Texas' public hospitals want some Medicaid money shifted to pay for the uninsured while a proposal in Washington state to stop paying for some Medicaid ER visits deemed unnecessary is paused. Ohio is also trying to save money on its Medicare and Medicaid dual-eligible population by restructuring the program.
Houston Chronicle: Public, Private Texas Hospitals Spar Over Medicaid
Texas' public hospitals are asking the state to make some taxpayer money now spent on Medicaid care instead pay for the uninsured, a group that soon may be mostly illegal immigrants. The proposal, under consideration by the Texas Health and Human Services Commission, is pitting public and private hospitals against each other for hundreds of millions of dollars allocated annually in a supplementary Medicaid program. The public hospitals argue the program favors private hospitals (Ackerman, 4/1).

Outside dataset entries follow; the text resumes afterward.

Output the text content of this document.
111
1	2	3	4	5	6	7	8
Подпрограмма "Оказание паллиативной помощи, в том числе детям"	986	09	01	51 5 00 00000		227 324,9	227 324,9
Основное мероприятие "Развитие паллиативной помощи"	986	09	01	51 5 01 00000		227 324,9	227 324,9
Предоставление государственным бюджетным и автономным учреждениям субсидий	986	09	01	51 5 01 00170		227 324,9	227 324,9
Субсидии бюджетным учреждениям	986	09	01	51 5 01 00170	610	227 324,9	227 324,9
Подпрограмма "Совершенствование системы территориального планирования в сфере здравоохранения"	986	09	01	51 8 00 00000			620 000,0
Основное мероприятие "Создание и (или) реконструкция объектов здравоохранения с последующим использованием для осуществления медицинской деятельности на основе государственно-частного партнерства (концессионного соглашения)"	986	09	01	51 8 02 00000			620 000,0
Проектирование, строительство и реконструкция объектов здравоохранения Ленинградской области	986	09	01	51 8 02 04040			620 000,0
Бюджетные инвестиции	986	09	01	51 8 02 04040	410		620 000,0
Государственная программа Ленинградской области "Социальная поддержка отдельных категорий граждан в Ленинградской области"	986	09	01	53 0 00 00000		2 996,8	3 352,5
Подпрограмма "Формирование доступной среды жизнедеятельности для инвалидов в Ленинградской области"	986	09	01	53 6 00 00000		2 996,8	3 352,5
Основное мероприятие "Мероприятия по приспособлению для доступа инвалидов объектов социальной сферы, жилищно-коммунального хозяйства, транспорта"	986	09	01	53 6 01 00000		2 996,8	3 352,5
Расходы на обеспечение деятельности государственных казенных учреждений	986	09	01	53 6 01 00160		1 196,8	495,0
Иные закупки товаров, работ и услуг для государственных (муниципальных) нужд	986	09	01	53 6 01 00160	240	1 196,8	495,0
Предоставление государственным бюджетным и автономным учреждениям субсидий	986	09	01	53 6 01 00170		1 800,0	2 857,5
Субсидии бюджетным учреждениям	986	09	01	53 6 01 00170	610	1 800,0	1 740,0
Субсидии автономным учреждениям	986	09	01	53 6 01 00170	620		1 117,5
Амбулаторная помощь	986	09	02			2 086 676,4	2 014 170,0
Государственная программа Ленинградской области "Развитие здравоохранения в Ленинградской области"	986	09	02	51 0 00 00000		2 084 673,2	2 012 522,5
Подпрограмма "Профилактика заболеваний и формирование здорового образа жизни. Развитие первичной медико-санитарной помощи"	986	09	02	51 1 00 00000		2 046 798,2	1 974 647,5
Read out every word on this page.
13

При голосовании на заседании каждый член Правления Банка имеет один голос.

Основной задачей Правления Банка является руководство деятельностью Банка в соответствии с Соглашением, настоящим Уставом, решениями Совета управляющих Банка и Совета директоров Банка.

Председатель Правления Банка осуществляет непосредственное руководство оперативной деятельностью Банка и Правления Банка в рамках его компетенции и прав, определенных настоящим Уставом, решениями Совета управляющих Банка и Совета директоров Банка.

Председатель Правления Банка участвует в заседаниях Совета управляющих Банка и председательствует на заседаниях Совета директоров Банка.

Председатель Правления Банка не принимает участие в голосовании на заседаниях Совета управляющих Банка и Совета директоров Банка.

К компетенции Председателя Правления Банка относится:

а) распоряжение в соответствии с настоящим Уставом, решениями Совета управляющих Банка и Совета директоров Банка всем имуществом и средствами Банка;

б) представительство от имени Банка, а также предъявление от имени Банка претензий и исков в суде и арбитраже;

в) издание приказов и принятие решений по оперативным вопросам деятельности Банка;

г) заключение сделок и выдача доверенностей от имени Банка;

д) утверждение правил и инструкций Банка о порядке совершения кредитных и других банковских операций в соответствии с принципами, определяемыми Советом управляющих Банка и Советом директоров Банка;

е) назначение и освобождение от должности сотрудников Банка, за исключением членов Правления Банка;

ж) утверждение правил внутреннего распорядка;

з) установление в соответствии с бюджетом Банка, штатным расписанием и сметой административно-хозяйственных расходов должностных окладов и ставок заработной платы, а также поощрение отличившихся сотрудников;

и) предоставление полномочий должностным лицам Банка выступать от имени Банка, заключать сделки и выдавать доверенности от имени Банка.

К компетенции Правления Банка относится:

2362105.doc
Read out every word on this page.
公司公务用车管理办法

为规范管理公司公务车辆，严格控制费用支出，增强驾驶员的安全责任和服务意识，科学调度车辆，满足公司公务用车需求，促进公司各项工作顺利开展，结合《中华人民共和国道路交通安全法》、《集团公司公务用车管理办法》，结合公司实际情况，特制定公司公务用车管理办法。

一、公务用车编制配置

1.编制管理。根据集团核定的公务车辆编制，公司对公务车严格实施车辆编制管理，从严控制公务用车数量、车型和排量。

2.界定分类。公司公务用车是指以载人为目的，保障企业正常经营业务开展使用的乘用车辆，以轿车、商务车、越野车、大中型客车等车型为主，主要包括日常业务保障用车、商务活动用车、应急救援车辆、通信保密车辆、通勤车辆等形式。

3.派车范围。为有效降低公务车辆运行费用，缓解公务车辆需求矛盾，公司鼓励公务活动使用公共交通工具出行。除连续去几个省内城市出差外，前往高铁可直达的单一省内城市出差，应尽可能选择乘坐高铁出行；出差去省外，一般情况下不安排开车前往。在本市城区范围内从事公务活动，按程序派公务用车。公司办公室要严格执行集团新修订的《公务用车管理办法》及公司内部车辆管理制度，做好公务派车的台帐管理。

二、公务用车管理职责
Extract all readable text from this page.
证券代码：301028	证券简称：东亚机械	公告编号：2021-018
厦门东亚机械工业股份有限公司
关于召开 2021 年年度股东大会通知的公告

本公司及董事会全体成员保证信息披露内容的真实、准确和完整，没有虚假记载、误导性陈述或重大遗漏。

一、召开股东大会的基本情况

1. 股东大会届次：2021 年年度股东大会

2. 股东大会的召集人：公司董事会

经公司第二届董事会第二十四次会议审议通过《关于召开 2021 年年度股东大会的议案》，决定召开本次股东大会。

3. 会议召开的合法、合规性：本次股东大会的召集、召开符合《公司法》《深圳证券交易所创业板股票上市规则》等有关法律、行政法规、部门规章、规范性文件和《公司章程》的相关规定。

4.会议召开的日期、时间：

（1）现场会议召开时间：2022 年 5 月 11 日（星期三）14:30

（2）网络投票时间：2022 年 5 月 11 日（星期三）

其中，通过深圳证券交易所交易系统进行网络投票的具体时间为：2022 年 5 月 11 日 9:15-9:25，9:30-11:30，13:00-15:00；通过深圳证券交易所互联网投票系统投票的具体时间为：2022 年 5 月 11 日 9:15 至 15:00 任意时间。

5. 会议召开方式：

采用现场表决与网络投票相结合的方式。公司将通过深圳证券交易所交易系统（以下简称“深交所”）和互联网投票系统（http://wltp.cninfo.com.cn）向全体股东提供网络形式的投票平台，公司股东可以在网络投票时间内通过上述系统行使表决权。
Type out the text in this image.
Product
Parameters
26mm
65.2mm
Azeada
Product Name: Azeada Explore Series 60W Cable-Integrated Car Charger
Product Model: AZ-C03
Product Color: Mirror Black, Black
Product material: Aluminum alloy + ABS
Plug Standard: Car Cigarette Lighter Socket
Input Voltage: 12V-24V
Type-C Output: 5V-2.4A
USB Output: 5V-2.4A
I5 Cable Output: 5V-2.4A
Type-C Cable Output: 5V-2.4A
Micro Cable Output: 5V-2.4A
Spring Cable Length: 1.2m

The Seattle Times: Gregoire Suspends Plan to Limit Medicaid Emergency-Room Visits
A plan by the state Medicaid program to stop paying for emergency-room visits for all conditions deemed "nonemergency" -- set to go into effect Sunday -- has been suspended by Gov. Chris Gregoire pending the outcome of budget negotiations under way in the state Legislature. Gregoire's budget director, Marty Brown, said Saturday that Gregoire on Friday stopped the Medicaid plan from going into effect, noting growing legislative support for a less-drastic alternative. The alternative plan, pushed by Rep. Eileen Cody, D-West Seattle, is a modified version of a proposal offered by emergency-room doctors and hospitals, Brown said (Ostrom, 3/31).
The Associated Press/Houston Chronicle: Details Emerge On Ohio's Health Plan
The state's plan to streamline medical care for some of its sickest, most expensive and difficult to treat patients includes changes designed to eliminate unnecessary health tests, prevent medication errors and keep people healthier and out of emergency rooms. The proposal for those enrolled in both Medicaid and Medicare could end up being a model for other states, said Ohio officials who drafted the plan. The officials are expected to send the details on Monday to the federal government, which must sign off on the changes (Sanner, 3/30).
In California, transitioning tens of thousands of Medi-Cal beneficiaries into a new adult day health care program begins:
California Healthline: Out With ADHC, In With CBAS
Late Friday night, CMS approved implementation of the Community Based Adult Services program. That means the state has successfully eliminated adult day health care as a Medi-Cal benefit, and is replacing it with CBAS, starting today. According to officials from the Department of Health Care Services, almost 32,000 of the nearly 40,000 ADHC beneficiaries have been deemed eligible for CBAS. That's more than 80 percent of the ADHC population (Gorn, 4/2).
California Healthline: State: DHCS Contempt Motion Won’t Delay New Program Launch
Attorneys gathered in U.S. District Court yesterday morning to argue whether or not the state Department of Health Care Services should be found in contempt of court for its handling of the adult day health transition. That argument will wait a week, at least. After meeting two hours yesterday, the two sides agreed to delay court proceedings (Gorn, 3/30).